The comedian also embraced social media, and that, of course, brought its share of controversy. In 2012, Rivers used Twitter to tell R&B star Rihanna not to go back to Chris Brown after a domestic violence incident, in her own special way: “Rihanna confessed to Oprah Winfrey that she still loves Chris Brown. Idiot! Now it’s MY turn to slap her.”
“I love the Internet, and I love that you can say whatever you want,” Rivers told The Boston Globe last November.
Born Joan Alexandra Molinsky on June 8, 1933, to Russian immigrants, Rivers spent her childhood in Brooklyn until her parents moved to upper-class Westchester County, New York. She believed she inherited her sense of humor from her father, who was a doctor. Her mother was a housewife.
“I’m not sure if I was happy. I was the class wit, not the class clown — an important difference,” she told The Times of London in 2010.
Because her father threatened to have her committed for being an actress, Rivers studied at Connecticut College and Barnard College, where she earned degrees in English and anthropology.

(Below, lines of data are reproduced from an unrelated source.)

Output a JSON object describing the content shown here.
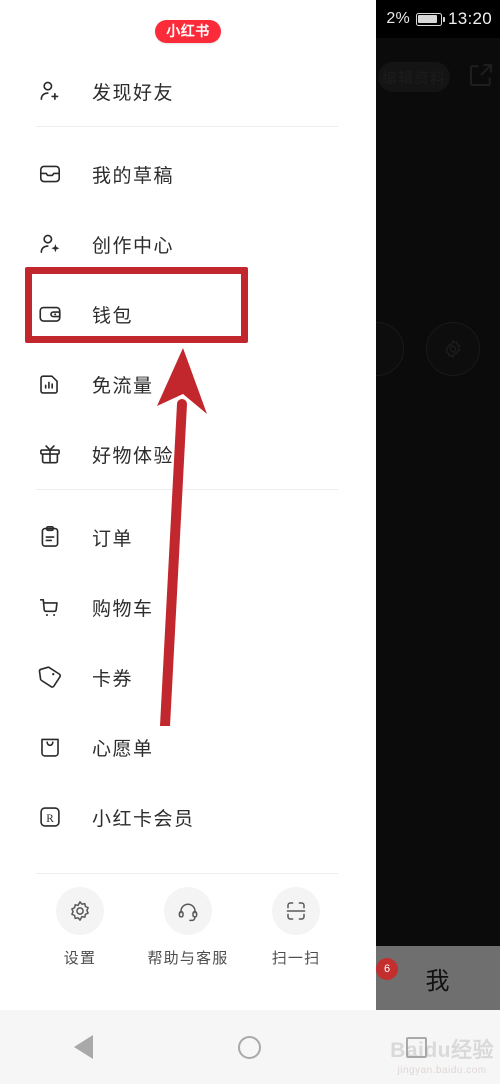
{
  "status_bar": {
    "battery_percent": "2%",
    "time": "13:20"
  },
  "drawer": {
    "brand_logo_text": "小红书",
    "groups": [
      {
        "items": [
          {
            "icon": "person-add-icon",
            "label": "发现好友"
          }
        ]
      },
      {
        "items": [
          {
            "icon": "drafts-tray-icon",
            "label": "我的草稿"
          },
          {
            "icon": "person-star-icon",
            "label": "创作中心",
            "highlighted": true
          },
          {
            "icon": "wallet-icon",
            "label": "钱包"
          },
          {
            "icon": "sim-data-icon",
            "label": "免流量"
          },
          {
            "icon": "gift-icon",
            "label": "好物体验"
          }
        ]
      },
      {
        "items": [
          {
            "icon": "clipboard-icon",
            "label": "订单"
          },
          {
            "icon": "shopping-cart-icon",
            "label": "购物车"
          },
          {
            "icon": "coupon-tag-icon",
            "label": "卡券"
          },
          {
            "icon": "wishlist-bag-icon",
            "label": "心愿单"
          },
          {
            "icon": "r-badge-icon",
            "label": "小红卡会员"
          }
        ]
      }
    ],
    "quick_actions": [
      {
        "icon": "gear-icon",
        "label": "设置"
      },
      {
        "icon": "headset-icon",
        "label": "帮助与客服"
      },
      {
        "icon": "scan-icon",
        "label": "扫一扫"
      }
    ]
  },
  "background_app": {
    "ghost_pill_label": "编辑资料",
    "bottom_tab_label": "我",
    "bottom_tab_badge": "6"
  },
  "annotations": {
    "highlight_color": "#c1272d",
    "box_target": "创作中心",
    "arrow_points_to": "创作中心"
  },
  "navigation_bar": {
    "back_label": "back",
    "home_label": "home",
    "recents_label": "recents"
  },
  "watermark": {
    "main": "Baidu经验",
    "sub": "jingyan.baidu.com"
  }
}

Although her true love remained performing in theater, she worked in retail and fashion after college.
After her first marriage to James Sanger ended in annulment after six months, Rivers decided to become a serious actress. She studied drama and appeared in a few plays, but she was advised by an agent that she should be in comedy. He also advised her to change her name.
Rivers landed her big break in 1965 on “The Tonight Show: Starring Johnny Carson” and released her first comedy album shortly thereafter, “Joan Rivers Presents Mr. Phyllis and Other Funny Stories.” In 1983, after frequent appearances on Carson’s “Tonight Show,” she was designated the first permanent guest host, a prestigious role that broke down barriers for women in comedy.
Married to British TV producer Edgar Rosenberg at the time — after a four-day courtship — Rivers continued to find humor in her own life, making fun of herself as a “fat kid” or a flat-chested housewife. Eventually she landed her own vehicle, “The Show With Joan Rivers,” in 1968 — the same year her only daughter, Melissa, was born. The show lasted two years.